Créé à Venise en 1727, Farnace s’impose comme l’un des opéras les plus souvent repris de Vivaldi et bénéficie d’un enregistrement de référence sous la direction de Diego Fasolis, avec Max Emanuel Cenčić dans le rôle-titre. La version entendue ce soir se fonde sur la reprise de l’œuvre donnée à Pavie en 1731, où le rôle-titre, initialement confié à la contralto Maria Maddalena Pieri, passa à un ténor, probablement Antonio Barbieri.
Belle surprise : ce Farnace annoncé en version de concert s’avère en réalité bien plus qu’une simple exécution musicale. Les chanteurs, en costume, se passent de partitions, incarnant pleinement leurs personnages. La mise en espace conçue par Mathilde Étienne offre un double bénéfice : elle rend l’action lisible, jusqu’au happy end un peu abracadabrant, tout en insufflant une véritable théâtralité à l’ensemble. Emiliano Gonzalez Toro, d’abord à la direction pour l’ouverture, rejoint rapidement ses partenaires chanteurs, ces derniers donnant de temps à autre à l’orchestre des signes de départ ou de rythme. L’ensemble instrumental, disposé sur scène, ménage un espace central où se déploie le jeu, conférant à l’ensemble une énergie communicative. Si la mise en espace est vivante, elle pousse parfois certains chanteurs à fragiliser légèrement leur ligne vocale. De même, le style vocal n’est pas toujours exempt de reproches : on note une tendance systématique à conclure les airs sur une note tenue aiguë, pratique efficace sur le public mais moins séduisante d’un point de vue purement musical.
La distribution réunie ce soir se distingue par la diversité des profils vocaux et quelques belles surprises. Emiliano Gonzalez Toro se montre parfaitement à l’aise dans la tessiture barytonnante du rôle-titre. Son premier air, impressionnant de virtuosité, est mené avec un sens du risque qui force l’admiration. Le célèbre « Gelido in ogni vena », saisissant de dramatisme, compte parmi les plus beaux moments du spectacle. Key’mon W. Murrah (Gilade) s’impose comme une révélation : contre-ténor à l’aigu aisé, il séduit par la souplesse du chant et une musicalité irréprochable, malgré une projection contenue. Deniz Uzun (Tamiri) impressionne par une ampleur vocale digne d’une Eboli, avec un grave nourri et un legato soigné qui donnent au personnage une densité inattendue. Adèle Charvet (Berenice) déploie une voix magnifiquement homogène, avec un jeu scénique vif et nuancé. Juan Sancho (Pompeo) affirme une présence autoritaire et un style d’une justesse constante, même si certains aigus téméraires paraissent superflus. Séraphine Cotrez (Selinda) séduit par sa vivacité scénique et son sens du rythme, même si la virtuosité trouve parfois ses limites. Enfin, Alvaro Zambrano (Aquilio) complète l’ensemble avec un chant clair et précis, d’une élégance irréprochable.

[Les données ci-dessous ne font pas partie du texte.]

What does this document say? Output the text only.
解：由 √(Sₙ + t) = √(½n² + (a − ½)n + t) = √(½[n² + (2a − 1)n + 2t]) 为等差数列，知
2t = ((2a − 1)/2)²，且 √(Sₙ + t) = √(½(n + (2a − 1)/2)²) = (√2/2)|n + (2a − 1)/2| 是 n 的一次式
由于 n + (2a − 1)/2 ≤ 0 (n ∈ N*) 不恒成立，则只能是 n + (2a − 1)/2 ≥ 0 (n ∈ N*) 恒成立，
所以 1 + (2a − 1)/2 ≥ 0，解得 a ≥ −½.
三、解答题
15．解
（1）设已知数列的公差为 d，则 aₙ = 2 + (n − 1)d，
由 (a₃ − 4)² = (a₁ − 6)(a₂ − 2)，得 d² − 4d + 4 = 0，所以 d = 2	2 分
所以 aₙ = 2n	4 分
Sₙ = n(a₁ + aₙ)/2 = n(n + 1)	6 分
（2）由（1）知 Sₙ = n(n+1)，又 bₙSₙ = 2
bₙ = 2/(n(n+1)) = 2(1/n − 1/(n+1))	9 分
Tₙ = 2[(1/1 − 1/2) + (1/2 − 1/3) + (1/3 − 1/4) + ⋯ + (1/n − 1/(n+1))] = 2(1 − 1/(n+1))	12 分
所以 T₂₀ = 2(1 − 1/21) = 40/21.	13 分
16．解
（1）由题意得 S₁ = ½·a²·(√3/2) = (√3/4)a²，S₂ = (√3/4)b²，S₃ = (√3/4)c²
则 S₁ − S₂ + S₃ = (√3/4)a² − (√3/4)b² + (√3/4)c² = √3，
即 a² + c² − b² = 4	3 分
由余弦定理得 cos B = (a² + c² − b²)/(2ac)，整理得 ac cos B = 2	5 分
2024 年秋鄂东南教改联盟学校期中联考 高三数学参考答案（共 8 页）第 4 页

Les musiciens de I Gemelli, dirigés d’une main de maître au premier violon par Stéphanie Paulet, contribuent largement à la réussite de la soirée, alliant virtuosité et homogénéité. Par ailleurs, un continuo magnifiquement assuré ponctue l’action et illustre avec subtilité les récitatifs, avec la harpe de Marie-Domitille Murez, le clavecin de Violaine Cochard et le théorbe de Romain Falik.